10 Kasım’da yayınlanan anma ilanları
üzerine Marketing Türkiye sordu ben cevapladım. İşte sorular, işte cevaplar.
Marketing Türkiye: Son günlerde 10 Kasım’da gazetelere verilen ilanlar ve Tv reklamları oldukça çok konuşuldu. Sizce bu tür günlerde verilen ilan-reklamlar, artık markanın siyasi düşüncesini ortaya koyma aracı haline mi geldi?
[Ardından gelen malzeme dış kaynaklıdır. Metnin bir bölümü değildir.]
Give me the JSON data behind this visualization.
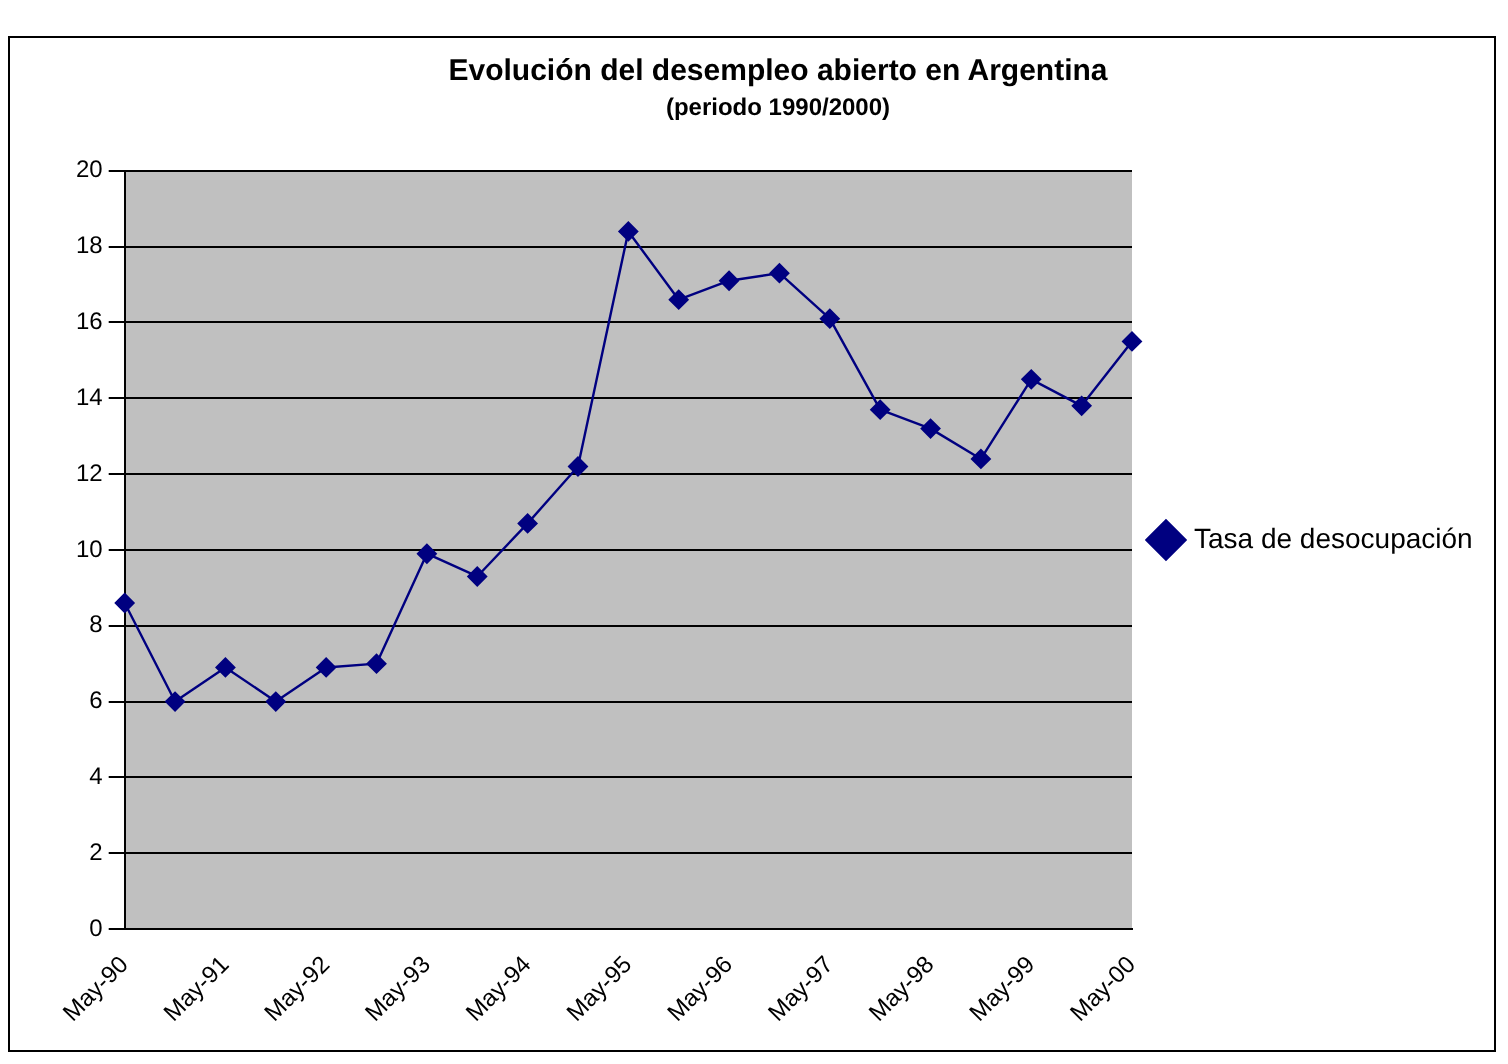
{
  "chart_data": {
    "type": "line",
    "title": "Evolución del desempleo abierto en Argentina",
    "subtitle": "(periodo 1990/2000)",
    "categories": [
      "May-90",
      null,
      "May-91",
      null,
      "May-92",
      null,
      "May-93",
      null,
      "May-94",
      null,
      "May-95",
      null,
      "May-96",
      null,
      "May-97",
      null,
      "May-98",
      null,
      "May-99",
      null,
      "May-00"
    ],
    "series": [
      {
        "name": "Tasa de desocupación",
        "color": "#000080",
        "values": [
          8.6,
          6.0,
          6.9,
          6.0,
          6.9,
          7.0,
          9.9,
          9.3,
          10.7,
          12.2,
          18.4,
          16.6,
          17.1,
          17.3,
          16.1,
          13.7,
          13.2,
          12.4,
          14.5,
          13.8,
          15.5
        ]
      }
    ],
    "ylim": [
      0,
      20
    ],
    "yticks": [
      0,
      2,
      4,
      6,
      8,
      10,
      12,
      14,
      16,
      18,
      20
    ],
    "grid": "y",
    "legend": "right",
    "marker": "diamond",
    "line_style": "solid"
  }
}
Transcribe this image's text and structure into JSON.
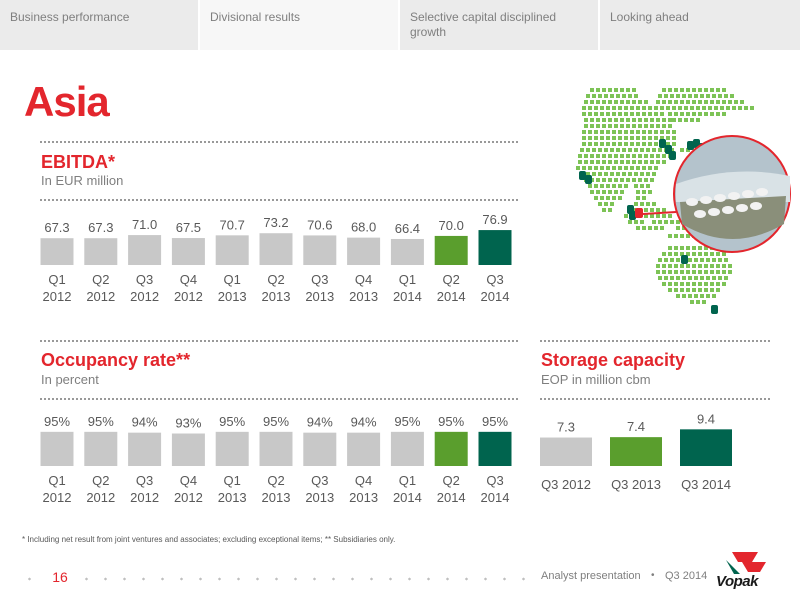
{
  "tabs": [
    {
      "label": "Business performance",
      "active": false
    },
    {
      "label": "Divisional results",
      "active": true
    },
    {
      "label": "Selective capital disciplined growth",
      "active": false
    },
    {
      "label": "Looking ahead",
      "active": false
    }
  ],
  "page_title": "Asia",
  "colors": {
    "accent_red": "#e3262d",
    "bar_gray": "#c8c8c8",
    "bar_green_light": "#5a9e2d",
    "bar_green_dark": "#00644e",
    "map_dots": "#7dc356"
  },
  "sections": {
    "ebitda": {
      "title": "EBITDA*",
      "subtitle": "In EUR million"
    },
    "occupancy": {
      "title": "Occupancy rate**",
      "subtitle": "In percent"
    },
    "storage": {
      "title": "Storage capacity",
      "subtitle": "EOP in million cbm"
    }
  },
  "chart_data": [
    {
      "type": "bar",
      "title": "EBITDA*",
      "subtitle": "In EUR million",
      "categories": [
        "Q1 2012",
        "Q2 2012",
        "Q3 2012",
        "Q4 2012",
        "Q1 2013",
        "Q2 2013",
        "Q3 2013",
        "Q4 2013",
        "Q1 2014",
        "Q2 2014",
        "Q3 2014"
      ],
      "category_lines": [
        [
          "Q1",
          "2012"
        ],
        [
          "Q2",
          "2012"
        ],
        [
          "Q3",
          "2012"
        ],
        [
          "Q4",
          "2012"
        ],
        [
          "Q1",
          "2013"
        ],
        [
          "Q2",
          "2013"
        ],
        [
          "Q3",
          "2013"
        ],
        [
          "Q4",
          "2013"
        ],
        [
          "Q1",
          "2014"
        ],
        [
          "Q2",
          "2014"
        ],
        [
          "Q3",
          "2014"
        ]
      ],
      "values": [
        67.3,
        67.3,
        71.0,
        67.5,
        70.7,
        73.2,
        70.6,
        68.0,
        66.4,
        70.0,
        76.9
      ],
      "value_labels": [
        "67.3",
        "67.3",
        "71.0",
        "67.5",
        "70.7",
        "73.2",
        "70.6",
        "68.0",
        "66.4",
        "70.0",
        "76.9"
      ],
      "bar_colors": [
        "#c8c8c8",
        "#c8c8c8",
        "#c8c8c8",
        "#c8c8c8",
        "#c8c8c8",
        "#c8c8c8",
        "#c8c8c8",
        "#c8c8c8",
        "#c8c8c8",
        "#5a9e2d",
        "#00644e"
      ],
      "ylim": [
        64,
        77
      ],
      "grid": false,
      "legend": "none"
    },
    {
      "type": "bar",
      "title": "Occupancy rate**",
      "subtitle": "In percent",
      "categories": [
        "Q1 2012",
        "Q2 2012",
        "Q3 2012",
        "Q4 2012",
        "Q1 2013",
        "Q2 2013",
        "Q3 2013",
        "Q4 2013",
        "Q1 2014",
        "Q2 2014",
        "Q3 2014"
      ],
      "category_lines": [
        [
          "Q1",
          "2012"
        ],
        [
          "Q2",
          "2012"
        ],
        [
          "Q3",
          "2012"
        ],
        [
          "Q4",
          "2012"
        ],
        [
          "Q1",
          "2013"
        ],
        [
          "Q2",
          "2013"
        ],
        [
          "Q3",
          "2013"
        ],
        [
          "Q4",
          "2013"
        ],
        [
          "Q1",
          "2014"
        ],
        [
          "Q2",
          "2014"
        ],
        [
          "Q3",
          "2014"
        ]
      ],
      "values": [
        95,
        95,
        94,
        93,
        95,
        95,
        94,
        94,
        95,
        95,
        95
      ],
      "value_labels": [
        "95%",
        "95%",
        "94%",
        "93%",
        "95%",
        "95%",
        "94%",
        "94%",
        "95%",
        "95%",
        "95%"
      ],
      "bar_colors": [
        "#c8c8c8",
        "#c8c8c8",
        "#c8c8c8",
        "#c8c8c8",
        "#c8c8c8",
        "#c8c8c8",
        "#c8c8c8",
        "#c8c8c8",
        "#c8c8c8",
        "#5a9e2d",
        "#00644e"
      ],
      "ylim": [
        90,
        96
      ],
      "grid": false,
      "legend": "none"
    },
    {
      "type": "bar",
      "title": "Storage capacity",
      "subtitle": "EOP in million cbm",
      "categories": [
        "Q3 2012",
        "Q3 2013",
        "Q3 2014"
      ],
      "values": [
        7.3,
        7.4,
        9.4
      ],
      "value_labels": [
        "7.3",
        "7.4",
        "9.4"
      ],
      "bar_colors": [
        "#c8c8c8",
        "#5a9e2d",
        "#00644e"
      ],
      "ylim": [
        0,
        10
      ],
      "grid": false,
      "legend": "none"
    }
  ],
  "footnote": "* Including net result from joint ventures and associates; excluding exceptional items; ** Subsidiaries only.",
  "footer": {
    "page_number": "16",
    "presentation": "Analyst presentation",
    "period": "Q3 2014",
    "logo_text": "Vopak"
  },
  "icons": {
    "map": "asia-pacific-map",
    "terminal": "storage-tank-icon",
    "photo": "terminal-photo"
  }
}
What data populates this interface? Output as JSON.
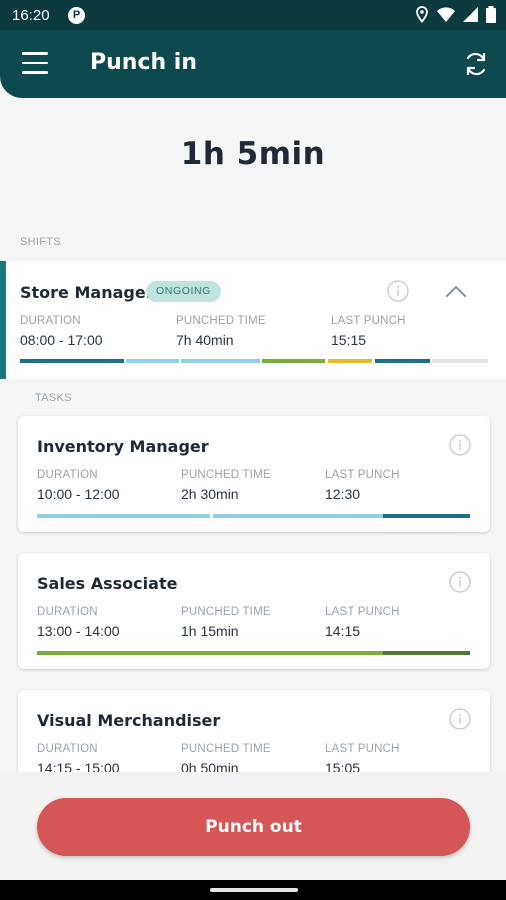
{
  "status": {
    "time": "16:20",
    "app_badge": "P"
  },
  "appbar": {
    "title": "Punch in"
  },
  "summary": {
    "total_time": "1h 5min"
  },
  "shifts_label": "SHIFTS",
  "shift": {
    "name": "Store Manager",
    "badge": "ONGOING",
    "labels": {
      "duration": "DURATION",
      "punched": "PUNCHED TIME",
      "last": "LAST PUNCH"
    },
    "duration": "08:00 - 17:00",
    "punched": "7h 40min",
    "last_punch": "15:15"
  },
  "tasks_label": "TASKS",
  "tasks": [
    {
      "name": "Inventory Manager",
      "duration": "10:00 - 12:00",
      "punched": "2h 30min",
      "last_punch": "12:30"
    },
    {
      "name": "Sales Associate",
      "duration": "13:00 - 14:00",
      "punched": "1h 15min",
      "last_punch": "14:15"
    },
    {
      "name": "Visual Merchandiser",
      "duration": "14:15 - 15:00",
      "punched": "0h 50min",
      "last_punch": "15:05"
    }
  ],
  "labels": {
    "duration": "DURATION",
    "punched": "PUNCHED TIME",
    "last": "LAST PUNCH"
  },
  "action": {
    "punch_out": "Punch out"
  },
  "colors": {
    "header": "#0d4a4e",
    "shift_accent": "#14787e",
    "button": "#d65555",
    "bar_teal": "#1d6f87",
    "bar_light": "#8fd0e3",
    "bar_green": "#79ae3a",
    "bar_yellow": "#e6b92a",
    "bar_darkgreen": "#4e7a2c"
  }
}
Marketing Türkiye: Son günlerde 10 Kasım’da gazetelere verilen ilanlar ve Tv reklamları oldukça çok konuşuldu. Sizce bu tür günlerde verilen ilan-reklamlar, artık markanın siyasi düşüncesini ortaya koyma aracı haline mi geldi?
MŞ: Hayatımızın her
alanına giren, yaşama biçimleri öneren, statü sembolü olmaya çalışan markaların
bayramlarda ve özel günlerde ilanlar vermesi bence oldukça doğal ve demokrat
bir tavır. Marka sahiplerinin dünya görüşleri ekseninde mesajlar vermesi de
bence doğru ve doğal bir tavır. Bu mesajlara bazı müşterilerin olumlu,
bazılarının da olumsuz tepki vermesi, hatta bazılarının da kayıtsız kalması
yadırganmamalı. Birilerini veya bir kavramı rencide etmediği sürece bence
markalar da siyasi mesajlar verebilir. Hele hele bu mesajlar zekiceyse tüm
kesimleri bile kucaklayabilir. Sanırım siyasi mesaj veren bir marka ne kadar
müşteri kazanacağını ve kaybedeceğini hesaplamıştır. Ayrıca tüketiciler de
gönül verdikleri markanın politik duruşunu bilmeye hakkı vardır diye düşünüyorum.
Marketing Türkiye: Önceki
dönemlere baktığımızda bu tür ilanlar standart mesajlar içerirken artık siyasal
konjonktüre uygun ya da karşıt mesajlar verilmeye başlandı. Bu durumun markaya
olumlu katkıları ve olumsuz tarafları nedir?
MŞ: Ben segmentasyona
inanan bir pazarlamacıyım. Bir markanın “gel, kim olursan ol, yine de gel”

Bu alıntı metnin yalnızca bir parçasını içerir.